Robots use proximity sensors to detect their distance from an object. This helps them to avoid things like walls, or find things like a rock on Mars. The sensors here are sonic range finders. They work by bouncing sound off an object and measuring the time it takes the sound to return to the sensor. Most distance sensors use this "reflection time" method. Depending on the material or location of the object, different sensors are used. Sonar (sound waves) works best under water while lidar (laser light) and radar (radio waves) work well in the air and over long distances. These sonic sensors work best over short distances (several inches or feet). Many animals like bats and dolphins use the same method to detect objects in the air and water.
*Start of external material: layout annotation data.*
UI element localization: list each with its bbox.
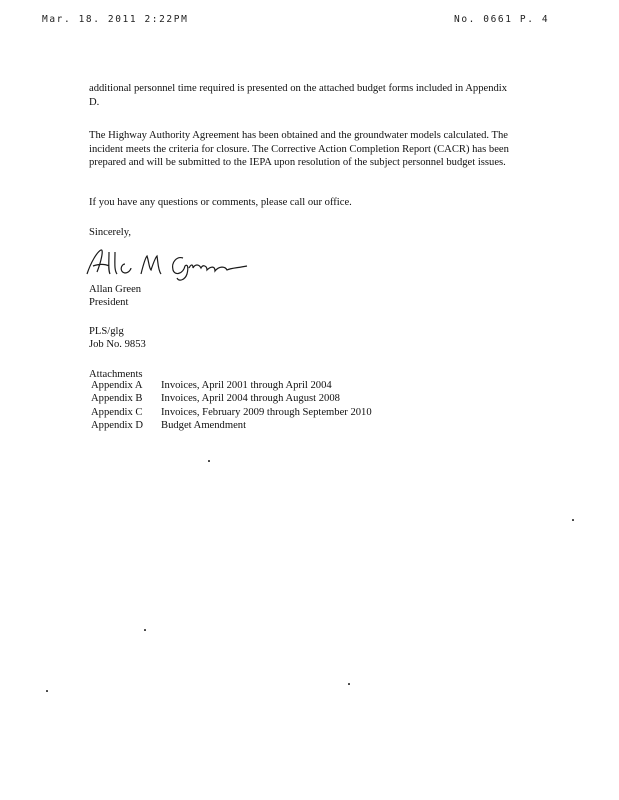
scan-speck	[208, 460, 210, 462]
signer-name: Allan Green	[89, 284, 142, 295]
attachment-label: Appendix C	[91, 406, 143, 418]
fax-header	[0, 14, 619, 28]
closing-salutation: Sincerely,	[89, 227, 131, 238]
handwritten-signature	[79, 244, 259, 284]
reference-initials: PLS/glg	[89, 326, 124, 337]
attachment-row	[89, 379, 509, 392]
attachment-row	[89, 392, 509, 405]
attachments-list	[89, 379, 509, 433]
paragraph-budget: additional personnel time required is presented on the attached budget forms included in Appendix D.	[89, 83, 508, 108]
attachment-label: Appendix B	[91, 393, 143, 405]
scan-speck	[144, 629, 146, 631]
attachment-description: Invoices, April 2004 through August 2008	[161, 393, 340, 405]
attachment-label: Appendix A	[91, 380, 143, 391]
fax-page-number: No. 0661 P. 4	[454, 14, 550, 25]
attachments-heading: Attachments	[89, 369, 143, 380]
job-number: Job No. 9853	[89, 339, 146, 350]
attachment-description: Invoices, February 2009 through September 2010	[161, 406, 372, 418]
signer-title: President	[89, 297, 129, 308]
fax-timestamp: Mar. 18. 2011 2:22PM	[42, 14, 189, 25]
attachment-label: Appendix D	[91, 420, 144, 432]
scan-speck	[46, 690, 48, 692]
attachment-description: Invoices, April 2001 through April 2004	[161, 380, 332, 391]
scan-speck	[348, 683, 350, 685]
paragraph-contact: If you have any questions or comments, please call our office.	[89, 197, 352, 208]
attachment-row	[89, 406, 509, 419]
scan-speck	[572, 519, 574, 521]
paragraph-closure: The Highway Authority Agreement has been obtained and the groundwater models calculated. The incident meets the criteria for closure. The Corrective Action Completion Report (CACR) has been prepared and will be submitted to the IEPA upon resolution of the subject personnel budget issues.	[89, 130, 509, 169]
attachment-description: Budget Amendment	[161, 420, 247, 432]
attachment-row	[89, 419, 509, 432]
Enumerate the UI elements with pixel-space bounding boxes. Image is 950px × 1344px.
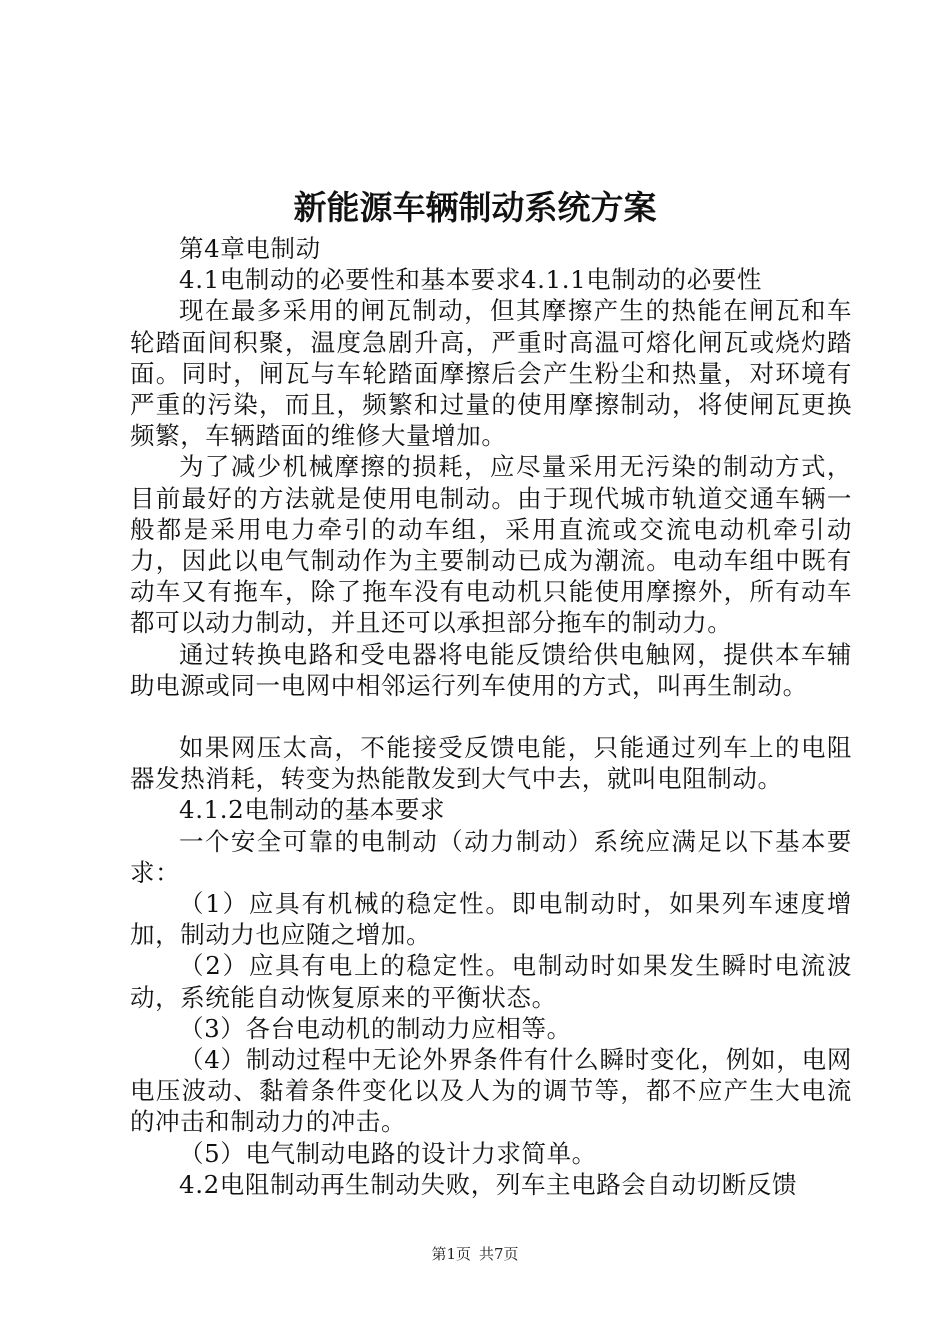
paragraph: 现在最多采用的闸瓦制动，但其摩擦产生的热能在闸瓦和车轮踏面间积聚，温度急剧升高，严重时高温可熔化闸瓦或烧灼踏面。同时，闸瓦与车轮踏面摩擦后会产生粉尘和热量，对环境有严重的污染，而且，频繁和过量的使用摩擦制动，将使闸瓦更换频繁，车辆踏面的维修大量增加。: [130, 296, 852, 451]
paragraph: 为了减少机械摩擦的损耗，应尽量采用无污染的制动方式，目前最好的方法就是使用电制动。由于现代城市轨道交通车辆一般都是采用电力牵引的动车组，采用直流或交流电动机牵引动力，因此以电气制动作为主要制动已成为潮流。电动车组中既有动车又有拖车，除了拖车没有电动机只能使用摩擦外，所有动车都可以动力制动，并且还可以承担部分拖车的制动力。: [130, 452, 852, 638]
list-item: （5）电气制动电路的设计力求简单。: [179, 1138, 597, 1168]
paragraph: 通过转换电路和受电器将电能反馈给供电触网，提供本车辅助电源或同一电网中相邻运行列车使用的方式，叫再生制动。: [130, 639, 852, 700]
section-heading: 4.1电制动的必要性和基本要求4.1.1电制动的必要性: [179, 265, 762, 295]
list-item: （1）应具有机械的稳定性。即电制动时，如果列车速度增加，制动力也应随之增加。: [130, 889, 852, 950]
page-total: 共7页: [479, 1245, 519, 1263]
page-footer: [0, 1244, 950, 1264]
section-heading: 4.2电阻制动再生制动失败，列车主电路会自动切断反馈: [179, 1169, 798, 1199]
document-title: 新能源车辆制动系统方案: [293, 188, 657, 227]
document-body: [130, 233, 852, 1200]
list-item: （2）应具有电上的稳定性。电制动时如果发生瞬时电流波动，系统能自动恢复原来的平衡状态。: [130, 951, 852, 1012]
subsection-heading: 4.1.2电制动的基本要求: [179, 795, 446, 825]
chapter-heading: 第4章电制动: [179, 234, 321, 263]
page-number: 第1页: [431, 1245, 471, 1263]
list-item: （3）各台电动机的制动力应相等。: [179, 1013, 572, 1043]
paragraph: 一个安全可靠的电制动（动力制动）系统应满足以下基本要求：: [130, 826, 852, 887]
paragraph: 如果网压太高，不能接受反馈电能，只能通过列车上的电阻器发热消耗，转变为热能散发到大气中去，就叫电阻制动。: [130, 733, 852, 794]
list-item: （4）制动过程中无论外界条件有什么瞬时变化，例如，电网电压波动、黏着条件变化以及人为的调节等，都不应产生大电流的冲击和制动力的冲击。: [130, 1045, 852, 1137]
"Accelerometer" is a very big word for a very tiny sensor. At roboworld™ you can use an accelerometer-controlled device to move a ball through the maze. It gives you the "feel" of acceleration!
How tiny is an accelerometer? The one in the Wii™ video-game controller is about the size of Lincoln's nose on a penny! In digital cameras, accelerometers determine the orientation to display an image. In cars, they detect collisions and inflate airbags. And in video games, they sense a player's controller moves. Robots use accelerometers to determine if they are traveling uphill, over uneven terrain, or if they have just hit an unexpected obstacle.
Ever wonder what things look like to a robot? At roboworld™, you can use a track ball to rotate an image of yourself. It's just like getting right inside the robot's "head"!
Our brains combine the two slightly different images from each of our eyes to produce a 3-D image, allowing us to see depth. But a robot might see depth with only one 'eye'! This 3-D sensor bounces beams of infrared light "invisible to human eyes" off objects in front of it, then measures the time it takes that light to be reflected back. By measuring the difference in how long it takes for the infrared light to hit each one of thousands of tiny pixel sensors (side by side in a grid only the size of a postage stamp!), the computer can create a moving 3-D image of the world around it. Like people, some robots can recognize shapes, colors, and moving objects on a video screen. But it's difficult to detect depth from a flat image. Advanced depth sensors like this will allow better design of navigation and object detection systems for robots.
Just like us, robots need to get a grip! Try to control a robot hand at roboworld™.
If a robot applies too little force to its gripper, the object it is trying to pick up could slip; too much force, and the thing is squashed. The solution: a force sensor located in the robot's gripper allows it to apply the right amount of force every time. Force sensors are often used in manufacturing where products like car parts are grasped and moved with incredible precision. Did you know you have force sensors too? Nerves in our skin allow us to detect and adjust the force we exert on things we handle – from bowling balls to eggs. Our lightning-quick nervous systems also tell us when we need to grip things more tightly so they don't slip. Robots, though, often have to be reprogrammed for each different thing they handle.
Not all robots use vision systems in their work. So how does a "blind" robot know where it is moving?
This rotational sensor reads light and dark sections of a disc to determine how much it – and any object it is attached to – has rotated. Each pie-shaped section of the disc has a different light and dark pattern, representing part of a 360° full rotation. By identifying the light-dark patterns, sensors determine how far the disc has moved. Rotational sensors can be used in a robot's joints to track its position, or in its wheels to determine how far or fast it is moving. For instance, the pattern of dark-dark-dark-light (represented as 0-0-0-1) shows the disc has rotated between 22.5° and 45°. If the robot receives a 0-0-0-1 signal from the sensor, it knows its arm has rotated to that position. It’s like Twister® for robots!